Die PR der von der Regierung angeheuerten erzteuren Agenturen appellierte an Märchenwerte wie Mitmenschlichkeit und Solidarität und stiess damit auf grosse Einsicht. Im Zeichen der Solidarität und Mitmenschlichkeit galt es die alten, gebrechlichen Eltern, die doch nur von den Besuchen ihrer erwachsenen Kinder lebten, zu ihrem eigenen Besten zu isolieren und allein zu lassen. Und darauf konnte man sogar noch stolz sein.
Slogans wurden wiederholt und rhythmisch gestaltet, wohlmöglich noch mit Musik unterlegt, wie ein Song der österreichischen Impfkampagne «Baby lass uns impfen» aus dem Jahr 2020 zeigt. So entstand ein Ohrwurm wie die Märchensprüche von damals: «Spieglein, Spieglein an der Wand, wer ist die Schönste im ganzen Land?»
Märchen und Mythen auch in der Kriegspropaganda
Kriegspropaganda soll die Identifikation mit militärischer Logik fördern und den Gegner dämonisieren. So entstanden bereits um den Ersten Weltkrieg staatliche Propagandaapparate, die die Zustimmung der Massen zum Krieg steuern sollten. Die bewusst geförderte Verbreitung von Mythen und Märchen erreichte damals eine neue Sphäre, so Stefan Kummer. Es war die Geburtsstunde der staatlich organisierten Angstpropaganda. Auch aktuell erleben wir wieder, wie einer Seite die Kriegsschuld zugewiesen wird, und man sich selbst zum Verteidiger stilisiert, der für Gerechtigkeit und Frieden kämpft. Das Narrativ vom «bösen Russen» macht wieder die Runde und baut auf Narrativschichten, Märchenreste und Propaganda vergangener Zeiten auf.

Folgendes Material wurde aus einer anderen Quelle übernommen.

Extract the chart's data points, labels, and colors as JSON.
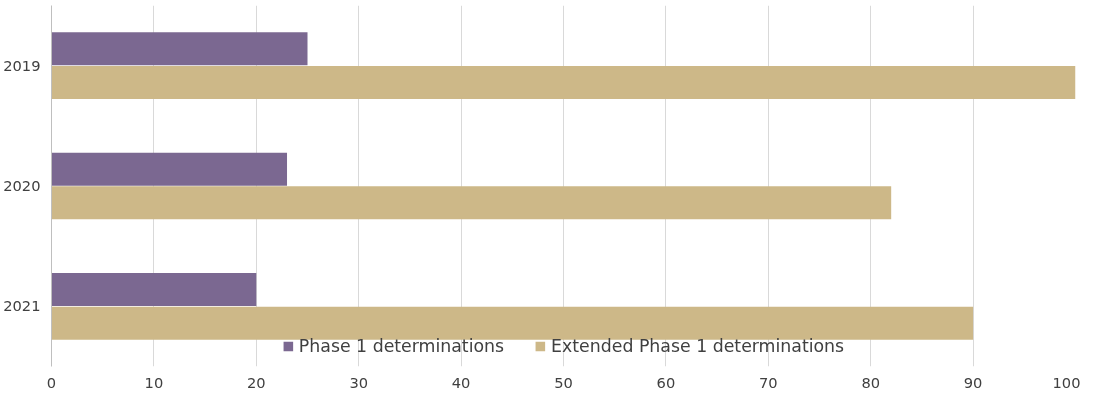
{
  "chart_data": {
    "type": "bar",
    "orientation": "horizontal",
    "categories": [
      "2019",
      "2020",
      "2021"
    ],
    "series": [
      {
        "name": "Phase 1 determinations",
        "color": "#7b6891",
        "values": [
          25,
          23,
          20
        ]
      },
      {
        "name": "Extended Phase 1 determinations",
        "color": "#cdb888",
        "values": [
          100,
          82,
          90
        ]
      }
    ],
    "xlim": [
      0,
      100
    ],
    "xticks": [
      0,
      10,
      20,
      30,
      40,
      50,
      60,
      70,
      80,
      90,
      100
    ],
    "grid": "x",
    "legend": "bottom"
  }
}
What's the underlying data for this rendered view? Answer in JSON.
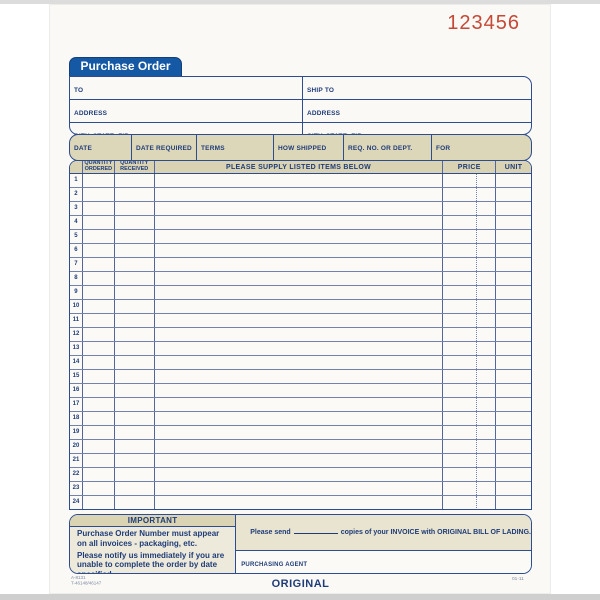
{
  "form_number": "123456",
  "title": "Purchase Order",
  "address_box": {
    "to": {
      "line1": "TO",
      "line2": "ADDRESS",
      "line3": "CITY, STATE, ZIP"
    },
    "ship_to": {
      "line1": "SHIP TO",
      "line2": "ADDRESS",
      "line3": "CITY, STATE, ZIP"
    }
  },
  "detail_fields": [
    "DATE",
    "DATE REQUIRED",
    "TERMS",
    "HOW SHIPPED",
    "REQ. NO. OR DEPT.",
    "FOR"
  ],
  "table": {
    "headers": {
      "quantity_ordered": "QUANTITY ORDERED",
      "quantity_received": "QUANTITY RECEIVED",
      "description": "PLEASE SUPPLY LISTED ITEMS BELOW",
      "price": "PRICE",
      "unit": "UNIT"
    },
    "row_count": 24,
    "row_numbers": [
      "1",
      "2",
      "3",
      "4",
      "5",
      "6",
      "7",
      "8",
      "9",
      "10",
      "11",
      "12",
      "13",
      "14",
      "15",
      "16",
      "17",
      "18",
      "19",
      "20",
      "21",
      "22",
      "23",
      "24"
    ]
  },
  "footer": {
    "important_title": "IMPORTANT",
    "important_line1": "Purchase Order Number must appear on all invoices - packaging, etc.",
    "important_line2": "Please notify us immediately if you are unable to complete the order by date specified.",
    "send_prefix": "Please send",
    "send_suffix": "copies of your INVOICE with ORIGINAL BILL OF LADING.",
    "purchasing_agent_label": "PURCHASING AGENT",
    "copy_label": "ORIGINAL",
    "stock_code_line1": "A-8131",
    "stock_code_line2": "T-46148/46147",
    "revision_code": "01-11"
  },
  "colors": {
    "tab_blue": "#1558a4",
    "line_blue": "#2e4d8e",
    "text_blue": "#1f3c78",
    "header_tan": "#dbd4b4",
    "panel_tan": "#eeeadb",
    "form_number_red": "#c74836",
    "paper": "#faf9f6"
  }
}
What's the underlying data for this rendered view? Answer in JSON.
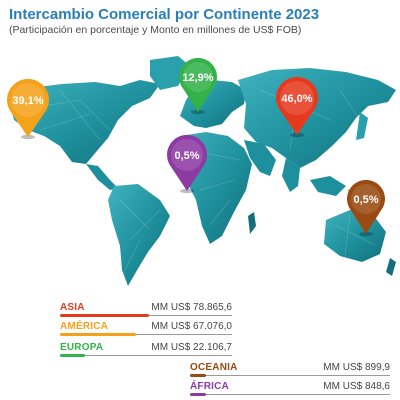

Immer wenn uns vorgegebene mediale Erzählungen sehr eingängig sind und wir die Geschichte - wie früher als Kind - unbedingt immer wieder hören wollen, z. B. ständiger Nachrichtenkonsum in der Coronazeit, ist Hinterfragen angesagt. Es könnte sich um ein politisches Märchen, um Manipulation und Propaganda handeln, zumal wenn die Story monate- oder gar jahrelang immer und immer wieder via Massenmedien auf uns eintrommelt. Dann haben die meisten Erwachsene die Wahl: Wollen sie dem «Märchenonkel» weiterhin Glauben schenken oder sich dem regressiven Märchensog, der an archaische und emotionale Urmuster anknüpft, entziehen? Propaganda erkennen kann Leben retten. Man lässt sich nicht mehr zu etwas verführen, in etwas emotional hineinziehen, was den eigenen Interessen zuwiderläuft.